A+E is caught up in the maelstrom of both digital disruption and industry consolidation. Over the long haul, it needs to find new ways of making money from its programming, and its parent companies need to figure out the optimum ownership structure for the clutch of cablers in its orbit in light of the larger shifts in the marketplace. The conventional wisdom is that a company of A+E’s size is too small to compete in an environment where free-spending streaming services are pacing the race for programming.

But Disney at present is too preoccupied with its pending acquisition of 21st Century Fox assets to take on a buyout of A+E. Hearst, by many accounts, does not want to buy out its longtime partner, nor would Hearst offer much in terms of heft for A+E.

Comcast is seen as a natural suitor for A+E, but the cable giant is itself distracted, jousting with Disney in its quest to snare some or all of 21st Century Fox’s jewels. Other media companies and investors are on the sidelines awaiting the outcome of the antitrust trial over AT&T’s acquisition of Time Warner before pouncing on new acquisitions.

When A+E was an ATM machine churning out ever-growing profits for Disney and Hearst, there was no urgency to act. Now that the long-term forecast for advertising-supported cable channels has grown cloudy across the industry, A+E’s leaders need to think hard about the future. Dubuc’s exit for a digital media concern — albeit one that’s facing its own growth challenges — is a sign that one of the most prominent and ambitious CEOs in media has been reading the writing on the wall.

For most of the past three decades, A+E’s cable channels enjoyed gaudy 50%-plus profit margins. But in the past two years there’s been no more challenging task in TV than to deliver ratings and profit growth for established cable networks.

The reasons are not hard to understand. Cord cutting and consumers’ embrace of Netflix and other on-demand platforms have taken a toll on the customer base for old-fashioned pay-TV services.

The steady drip of subscriber losses amid a growing array of content choices for consumers has forced old-guard distributors to take a tougher stance in deal negotiations with programmers like A+E Networks.

The loss of subscribers for an MVPD has a direct impact on mature channels like A+E, History and Lifetime because they have long enjoyed the widest distribution base. Cable carriage deals are structured around a monthly fee per subscriber paid by distributor to programmer. In this construct, even the loss of 1% to 2% of an MVPD’s base per year adds up to a big hit. The acceleration of MVPD losses in the past few years months has rattled the largest media conglomerates, all of which are heavily invested in cable programming as a central source of profits. There’s hope that the entry of digital MVPDs such as Hulu, YouTube, and DirecTV Now will bring sustainable growth back to the affiliate revenue line.
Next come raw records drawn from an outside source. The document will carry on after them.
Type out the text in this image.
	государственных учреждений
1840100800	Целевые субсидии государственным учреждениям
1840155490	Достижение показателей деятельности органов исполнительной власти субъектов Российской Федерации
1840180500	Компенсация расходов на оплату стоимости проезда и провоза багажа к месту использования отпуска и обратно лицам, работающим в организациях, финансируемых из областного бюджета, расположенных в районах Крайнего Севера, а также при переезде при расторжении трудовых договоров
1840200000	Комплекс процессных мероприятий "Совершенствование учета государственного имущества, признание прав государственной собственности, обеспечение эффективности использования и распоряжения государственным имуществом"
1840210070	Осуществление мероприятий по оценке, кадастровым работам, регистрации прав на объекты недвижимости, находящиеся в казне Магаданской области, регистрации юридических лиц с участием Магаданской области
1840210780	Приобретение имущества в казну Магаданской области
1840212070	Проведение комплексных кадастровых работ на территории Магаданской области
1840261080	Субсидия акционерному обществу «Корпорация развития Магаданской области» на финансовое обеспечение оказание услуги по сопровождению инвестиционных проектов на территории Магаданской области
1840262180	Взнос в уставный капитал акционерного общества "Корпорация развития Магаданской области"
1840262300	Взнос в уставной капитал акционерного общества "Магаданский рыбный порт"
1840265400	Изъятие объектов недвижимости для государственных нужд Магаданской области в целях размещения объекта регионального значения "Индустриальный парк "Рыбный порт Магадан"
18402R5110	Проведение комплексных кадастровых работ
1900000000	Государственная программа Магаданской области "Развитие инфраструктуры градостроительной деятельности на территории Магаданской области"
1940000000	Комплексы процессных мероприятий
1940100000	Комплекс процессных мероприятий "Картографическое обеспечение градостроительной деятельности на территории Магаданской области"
The high stakes and tension in the air was evident in the messiness of Dubuc’s departure. A+E insiders were aware Dubuc had been eying the exit after she engaged in talks with Amazon Studios about taking the top job there. But the move to Vice was a surprise.

Sources said the shuffle came amid frustration by the board that governs A+E in the performance of the cable group of late and of Amazon’s public courtship of Dubuc. But the exec had also begun to engage in new contract talks with A+E. As word surfaced March 12 in Variety that Dubuc was in talks with Vice, her 19-year run at the company came to an abrupt end. Disney and Hearst quickly summoned A+E chairman emeritus Abbe Raven to take the helm on an interim basis.

Dubuc lieutenants Paul Buccieri (president of A+E Networks Portfolio Group) and David Granville-Smith (COO and CFO) were tapped to oversee operations, reporting to Raven. Both are seen as candidates for the permanent CEO job.